Fan favorite Ryan Hall had slipped back a few miles earlier, and it was down to Geoffrey Mutai and Moses Mosop, both of Kenya. The two had been together in the lead pack since the beginning, and now they were giving it their all. I couldn’t believe that I was about to see history being made, as not just one but two men broke the marathon world record! (Though I couldn’t help but think how much that would suck to break the old world record and still not be the winner.) I learned that the last time a world record was broken in Boston was back in 1975 – it’s not an easy course, but the lucky tailwind was certainly helping to make it an incredible day. As a result of how fast the guys were going (averaging about 4:40/mile), the winner’s pot was now up to a whopping $225,000… and you can bet these guys were going to go for it.
As with the women’s race, the men were still neck and neck at the turn onto Hereford, and then again for the final turn onto Boylston; however, they were staying together instead of wasting energy surging back and forth. In that final minute, Mutai made his move and slipped ahead… but after seeing the astonishing last minute surges in the women’s race, I wasn’t convinced that it was over and that Mosop wouldn’t respond until they actually both crossed the line, Mutai finishing in 2:03:02 and Mosop just four seconds behind him in 2:03:06. The best part, in my mind?

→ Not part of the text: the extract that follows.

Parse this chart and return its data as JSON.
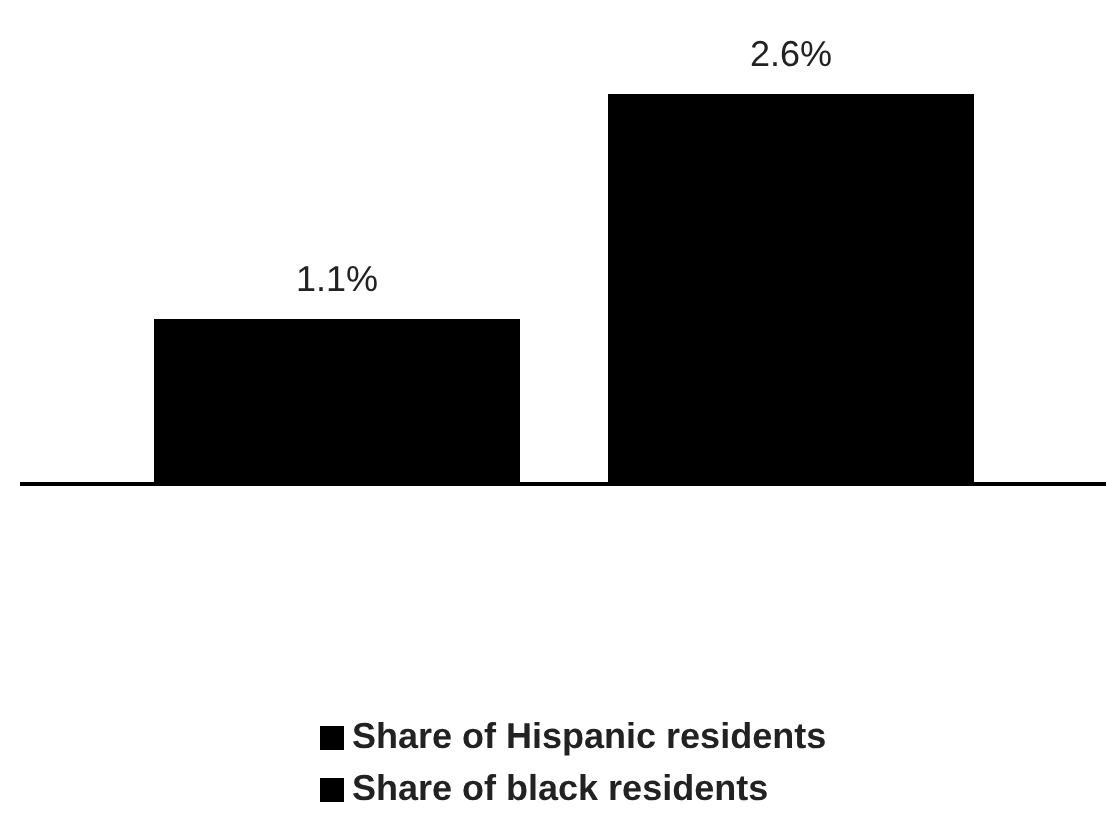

I’d say that it was less than that four second gap in finish times before Mosop was hugging his countryman and congratulating him on a job well done. Great sportsmanship!
While it may now be 3pm Eastern time, there are still some brave runners out there on the Boston course, so I’d encourage you to think positive thoughts. Many people are quick to cheer on the elite runners, but it’s important to note that it can be just as heroic to finish slowly – so many runners are out there giving it their best for two or even three times as long as the elites! Congratulations to all Boston Marathoners – your accomplishment inspires us all to run harder.